The Kings Cross Theatre is tiny. The audience of 80 sits close together and in traverse – meaning the stage is in the centre of the space, and the audience sits either side. You’re all in this together. Its action is deliberately inescapable. Which means it’s a natural fit for an intimate play that, like Two Hearts, takes a tight, close look on the lifespan of a relationship.
A man (Damon Manns) and a woman (Eliza Scott) meet at a party in a crowded Darlington apartment. Their interest in each other begins with a naturally funny, flirty edge. They’re nervous – the music is too loud – they make each other laugh – they miss the moment for their first kiss.
But they make it work. They do, in their own ways, faltering but hopeful, begin.
Written by Melbourne-based playwright Laura Lethlean and making its world premiere at KXT, Two Hearts is an unhurried, hour-long meditation on the specificity, but also wrenching mundanity, of the ways we find each other, come together and break apart. The couple test the waters of each other with sweetness and honesty; Manns and Scott approach their performances with a light-touch naturalism that sits squarely within the 2018 social experience.
They are supposed to be anchored by a third (played here by Phoebe Grainer), who seems to be, at one time or another, a conscience, a provocateur, a friend, or even an ex-lover of the pair. She’s there to be a conduit for clarity – she forces the couple to double-down on their thoughts and express them clearly, whether they’re game for that or not. This character feels less fully realised than the central couple, and her potential connection to them as a “real person”, as opposed to a “theatrical device”, feels unbalanced. We know where the man and woman stand. We don’t know that for her; she feels out of step, as a character, with the play’s overall tone and direct approach.
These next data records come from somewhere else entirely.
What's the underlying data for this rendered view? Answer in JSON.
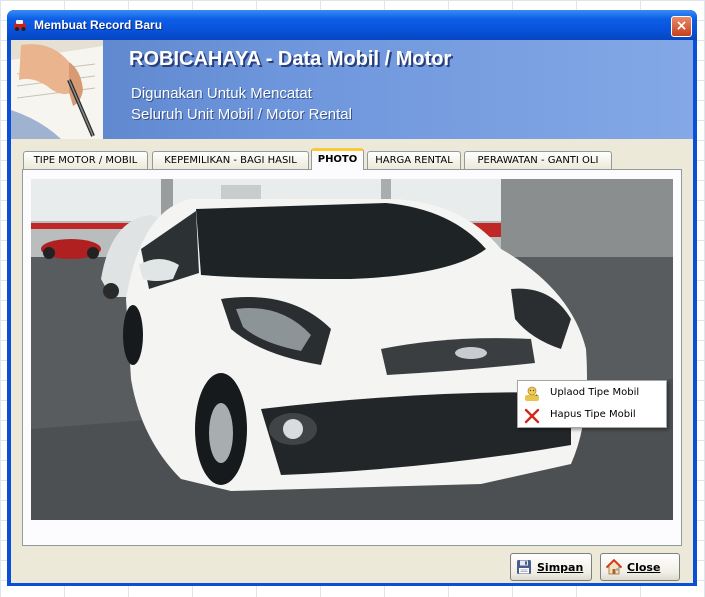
{
  "window": {
    "title": "Membuat Record Baru",
    "close_label": "×"
  },
  "banner": {
    "title": "ROBICAHAYA - Data Mobil / Motor",
    "subtitle_line1": "Digunakan Untuk Mencatat",
    "subtitle_line2": "Seluruh Unit Mobil / Motor Rental"
  },
  "tabs": [
    {
      "label": "TIPE MOTOR / MOBIL",
      "active": false
    },
    {
      "label": "KEPEMILIKAN - BAGI HASIL",
      "active": false
    },
    {
      "label": "PHOTO",
      "active": true
    },
    {
      "label": "HARGA RENTAL",
      "active": false
    },
    {
      "label": "PERAWATAN - GANTI OLI",
      "active": false
    }
  ],
  "context_menu": {
    "items": [
      {
        "label": "Uplaod Tipe Mobil",
        "icon": "user-upload-icon"
      },
      {
        "label": "Hapus Tipe Mobil",
        "icon": "delete-x-icon"
      }
    ]
  },
  "buttons": {
    "save_label": "Simpan",
    "save_icon": "floppy-disk-icon",
    "close_label": "Close",
    "close_icon": "home-icon"
  },
  "colors": {
    "titlebar": "#0a54e0",
    "banner": "#6e96dc",
    "active_tab_accent": "#ffc83c",
    "window_face": "#ece9d8"
  }
}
Still, director Jessica Arthur (who is currently a Sydney Theatre Company directing associate) paints as clear a line as possible through the action of the play. She has a good knack for the flirty humour of the earlier scenes, and when things get heavier – there’s an incident that suddenly marks the central relationship with a lot more gravity – she’s there to chart the churning waters with a sure, steady hand. She brings out thoughtful and rich performances from her three actors – her instincts are sharp.
There’s a lot to like here. Two Hearts feels in conversation with the current dating world and it feels comfortable and equipped to tackle one of the bigger obstacles a couple – particularly a straight couple – can face. It features charming, close-up performances. It might be disjointed and juggling difficult to land tonal shifts, but so are a lot of plays. There’s real talent in this cast and creative team, and the promise of evolving, strengthening work as their careers continue.